Indeed, its Mobility Teammate logo depicts the silhouette of a human and a robot, each with one hand on a steering wheel.

'Fun to drive, again'

The impulse to keep humans in the equation comes straight from the top. Car-guy CEO Akio Toyoda is an accomplished race driver who has dedicated his tenure to spicing up the brand's cars. He is Toyota's No. 1 believer in making cars fun to drive. In fact, Toyota's tag line in Japan is: "Fun to drive, again."

Hence the quandary over autonomous cars: How can they be fun to drive (again) if you just sit there while a computer takes over?

Toyota walks that fine line with its teammate concept.

"The concept has not changed, but our way of explanation has changed," said Ken Koibuchi, general manager in charge of Toyota's autonomous driving program. "How much would be done by automated driving became unclear. So we tried to describe two things in one word. People and the vehicle are teammates."

In practice, though, Toyota's prototype system leaves little for the driver to do, testament to how far the technology has come.

The driver programs the destination into the navigation system and pilots the car, as normal, to the highway on-ramp.

As the car passes through the automatic tollbooth, the autonomous drive function switches into "ready" mode. That's when our driver flicked the button and released his grip.

The car immediately slumped in speed, then suddenly rebounded with a surge of acceleration and charged into traffic, automatically initiating the blinker and merging.

After about five miles, as we were approaching the off-ramp, the car automatically changed lanes again, timing its move to weave between other vehicles in Tokyo's evening rush hour.

Hurdles, hopes

Toyota hopes to deploy the technology around 2020, even though trials on public roads began only in March. Toyota has eight Highway Teammate-modified Lexus GS sedans. Koibuchi's autonomous driving division has 60 engineers in Japan, 20 in North America and 10 in Europe.

Plenty of hurdles, including cost and complexity, remain.

The system uses six lidar sensors, one enormous stereo camera behind the rearview mirror and two millimeter wave radar sensors, one each in front and back.

GPS is a must-have, but the system's biggest limitation is its reliance on ultra-precise mapping.
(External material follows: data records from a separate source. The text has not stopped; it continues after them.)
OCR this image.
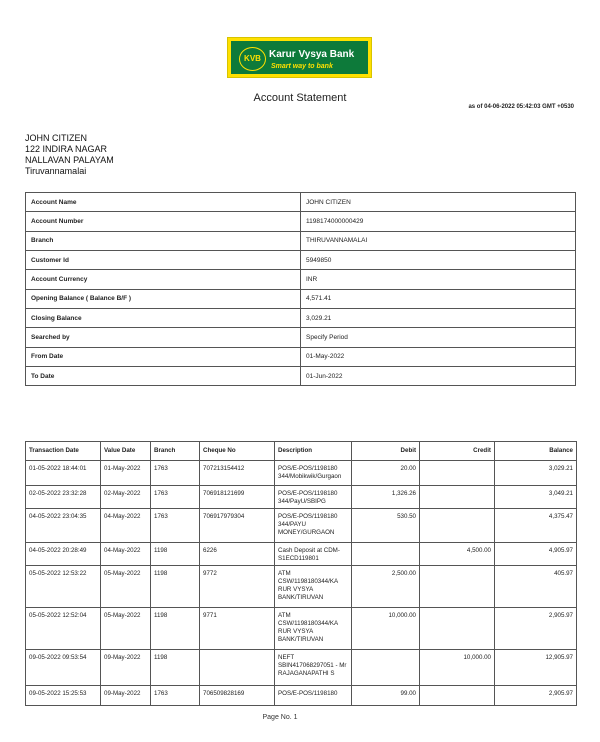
KVB Karur Vysya Bank
Smart way to bank
Account Statement
as of 04-06-2022 05:42:03 GMT +0530
JOHN CITIZEN
122 INDIRA NAGAR
NALLAVAN PALAYAM
Tiruvannamalai
Account Name	JOHN CITIZEN
Account Number	1198174000000429
Branch	THIRUVANNAMALAI
Customer Id	5949850
Account Currency	INR
Opening Balance ( Balance B/F )	4,571.41
Closing Balance	3,029.21
Searched by	Specify Period
From Date	01-May-2022
To Date	01-Jun-2022
Transaction Date	Value Date	Branch	Cheque No	Description	Debit	Credit	Balance
01-05-2022 18:44:01	01-May-2022	1763	707213154412	POS/E-POS/1198180 344/Mobikwik/Gurgaon	20.00		3,029.21
02-05-2022 23:32:28	02-May-2022	1763	706918121699	POS/E-POS/1198180 344/PayU/SBIPG	1,326.26		3,049.21
04-05-2022 23:04:35	04-May-2022	1763	706917979304	POS/E-POS/1198180 344/PAYU MONEY/GURGAON	530.50		4,375.47
04-05-2022 20:28:49	04-May-2022	1198	6226	Cash Deposit at CDM- S1ECD119801		4,500.00	4,905.97
05-05-2022 12:53:22	05-May-2022	1198	9772	ATM CSW/1198180344/KA RUR VYSYA BANK/TIRUVAN	2,500.00		405.97
05-05-2022 12:52:04	05-May-2022	1198	9771	ATM CSW/1198180344/KA RUR VYSYA BANK/TIRUVAN	10,000.00		2,905.97
09-05-2022 09:53:54	09-May-2022	1198		NEFT SBIN417068297051 - Mr RAJAGANAPATHI S		10,000.00	12,905.97
09-05-2022 15:25:53	09-May-2022	1763	706509828169	POS/E-POS/1198180	99.00		2,905.97
Page No. 1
Existing maps simply won't cut it. Toyota's system needs maps so detailed that they reproduce the very size and shape of every lane on the road.

In fact, Toyota had to work with an outside mapping company to develop its own maps for this small stretch of Tokyo highway. Without it, the car wouldn't be able to self-drive there.

Regardless of when Toyota begins to mainstream the technology, one aspect of its marketing is taking shape: Mobility Teammate shouldn't replace the driver; it should make driving more enjoyable.

"The system watches over me. That's more fun," Koibuchi said. "The machine doesn't switch the button to take over from the driver; the driver switches it to hand off to the vehicle."